En bref
- Le BNPL s’ancre dans les usages
- Trois modèles dominent le marché
- La régulation se durcit en 2026
Le BNPL gagne du terrain en France, mais il entre aussi dans une zone beaucoup plus encadrée. C’est le contraste du moment. D’un côté, le paiement fractionné s’installe dans les habitudes. De l’autre, la future règle du jeu, déjà actée, va obliger le secteur à se comporter davantage comme du crédit à la consommation. (Floa* propose un outil de simulation crédit)
Un usage installé, mais pas tout à fait uniforme
Les chiffres ne racontent pas tous la même chose, et c’est justement ce qui dit quelque chose du marché. Stripe avançait que 42 % des consommateurs français avaient déjà utilisé cette option en 2023. L’étude Kantar x Floa 2024 parle, elle, de 66 % des Français en 2024. YouGov, de son côté, mesure 13 % des adultes ayant déjà réalisé quelques achats en Buy Now, Pay Later en 2026, contre 12 % en 2024. Ce qui ressort, malgré ces écarts, est assez net, le BNPL ne se limite plus aux jeunes acheteurs ni à la mode.
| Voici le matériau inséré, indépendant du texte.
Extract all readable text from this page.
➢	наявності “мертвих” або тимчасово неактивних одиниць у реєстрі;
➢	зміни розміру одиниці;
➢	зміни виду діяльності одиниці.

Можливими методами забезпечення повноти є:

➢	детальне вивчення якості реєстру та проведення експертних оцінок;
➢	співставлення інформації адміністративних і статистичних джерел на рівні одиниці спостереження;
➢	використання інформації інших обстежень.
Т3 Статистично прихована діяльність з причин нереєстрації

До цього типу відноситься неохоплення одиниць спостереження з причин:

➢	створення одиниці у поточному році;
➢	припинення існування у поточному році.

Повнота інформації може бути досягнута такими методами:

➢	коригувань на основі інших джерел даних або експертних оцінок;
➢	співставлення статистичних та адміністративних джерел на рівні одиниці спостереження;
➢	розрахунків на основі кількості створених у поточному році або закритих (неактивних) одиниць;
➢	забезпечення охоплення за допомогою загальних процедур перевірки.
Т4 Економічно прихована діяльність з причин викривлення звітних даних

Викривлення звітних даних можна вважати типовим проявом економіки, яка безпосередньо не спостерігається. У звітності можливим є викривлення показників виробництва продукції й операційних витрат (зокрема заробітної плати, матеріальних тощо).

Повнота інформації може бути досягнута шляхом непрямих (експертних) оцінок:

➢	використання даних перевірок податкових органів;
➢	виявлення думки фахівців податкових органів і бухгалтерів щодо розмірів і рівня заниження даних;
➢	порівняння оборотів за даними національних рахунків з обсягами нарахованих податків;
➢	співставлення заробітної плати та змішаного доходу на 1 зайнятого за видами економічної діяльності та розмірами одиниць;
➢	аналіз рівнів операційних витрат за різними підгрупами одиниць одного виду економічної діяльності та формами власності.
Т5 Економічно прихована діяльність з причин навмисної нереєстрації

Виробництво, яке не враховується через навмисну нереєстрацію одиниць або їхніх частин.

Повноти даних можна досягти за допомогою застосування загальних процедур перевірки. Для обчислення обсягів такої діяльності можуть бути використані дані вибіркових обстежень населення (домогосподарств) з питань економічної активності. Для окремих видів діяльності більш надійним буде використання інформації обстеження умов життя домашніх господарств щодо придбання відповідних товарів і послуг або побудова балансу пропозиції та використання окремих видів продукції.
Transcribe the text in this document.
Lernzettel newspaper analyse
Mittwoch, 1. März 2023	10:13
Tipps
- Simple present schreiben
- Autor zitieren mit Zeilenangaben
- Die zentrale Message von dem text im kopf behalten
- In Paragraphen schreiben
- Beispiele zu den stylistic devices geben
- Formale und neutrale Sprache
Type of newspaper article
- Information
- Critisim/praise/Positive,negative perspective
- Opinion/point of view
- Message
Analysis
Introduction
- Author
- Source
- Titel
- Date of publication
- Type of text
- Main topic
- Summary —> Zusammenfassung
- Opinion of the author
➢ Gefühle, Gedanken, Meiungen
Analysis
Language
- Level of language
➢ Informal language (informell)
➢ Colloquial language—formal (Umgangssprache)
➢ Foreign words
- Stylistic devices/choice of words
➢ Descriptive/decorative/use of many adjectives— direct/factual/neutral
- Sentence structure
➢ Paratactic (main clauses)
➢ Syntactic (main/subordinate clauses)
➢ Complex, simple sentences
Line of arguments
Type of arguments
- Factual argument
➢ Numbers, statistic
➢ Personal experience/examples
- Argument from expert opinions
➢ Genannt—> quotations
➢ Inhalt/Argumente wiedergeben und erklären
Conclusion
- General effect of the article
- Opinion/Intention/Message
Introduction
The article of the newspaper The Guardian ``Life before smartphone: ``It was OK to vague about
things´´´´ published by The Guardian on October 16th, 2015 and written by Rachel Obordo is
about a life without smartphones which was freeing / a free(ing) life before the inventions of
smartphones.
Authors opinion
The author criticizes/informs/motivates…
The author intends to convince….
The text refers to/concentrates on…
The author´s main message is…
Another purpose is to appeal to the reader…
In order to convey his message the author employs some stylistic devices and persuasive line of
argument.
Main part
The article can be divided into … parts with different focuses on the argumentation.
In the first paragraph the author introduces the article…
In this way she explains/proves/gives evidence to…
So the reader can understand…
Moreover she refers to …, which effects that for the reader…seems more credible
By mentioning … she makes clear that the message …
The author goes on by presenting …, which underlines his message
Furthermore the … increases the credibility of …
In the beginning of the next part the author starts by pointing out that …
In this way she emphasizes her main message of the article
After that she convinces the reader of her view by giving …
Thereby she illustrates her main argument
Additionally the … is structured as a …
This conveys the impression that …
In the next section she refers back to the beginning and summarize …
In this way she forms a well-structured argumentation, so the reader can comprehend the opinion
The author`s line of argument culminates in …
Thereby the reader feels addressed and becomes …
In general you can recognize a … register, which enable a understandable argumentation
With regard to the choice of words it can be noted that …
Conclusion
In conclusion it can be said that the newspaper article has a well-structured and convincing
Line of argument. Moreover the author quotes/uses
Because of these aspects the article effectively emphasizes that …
L’adoption s’élargit, y compris chez des publics plus âgés, avec un usage plus réfléchi et plus budgétaire.
Pourquoi le paiement fractionné séduit autant
Le mécanisme reste simple. Un client achète, un commerçant vend, un fournisseur tiers finance l’opération et verse tout de suite le montant au vendeur, en prenant au passage une commission et le risque d’impayé. Ensuite, ce prestataire récupère les échéances auprès du client après un scoring fondé sur l’identité, l’historique de transactions ou l’open banking. Sur le marché français, trois formats dominent. Le plus courant, c’est le paiement en 3 ou 4 fois sans frais. Vient ensuite le paiement différé, souvent sous 15 à 30 jours. Et pour les paniers plus lourds, on trouve le paiement échelonné sur plusieurs mois, parfois jusqu’à 36 mois, avec des contrôles plus stricts.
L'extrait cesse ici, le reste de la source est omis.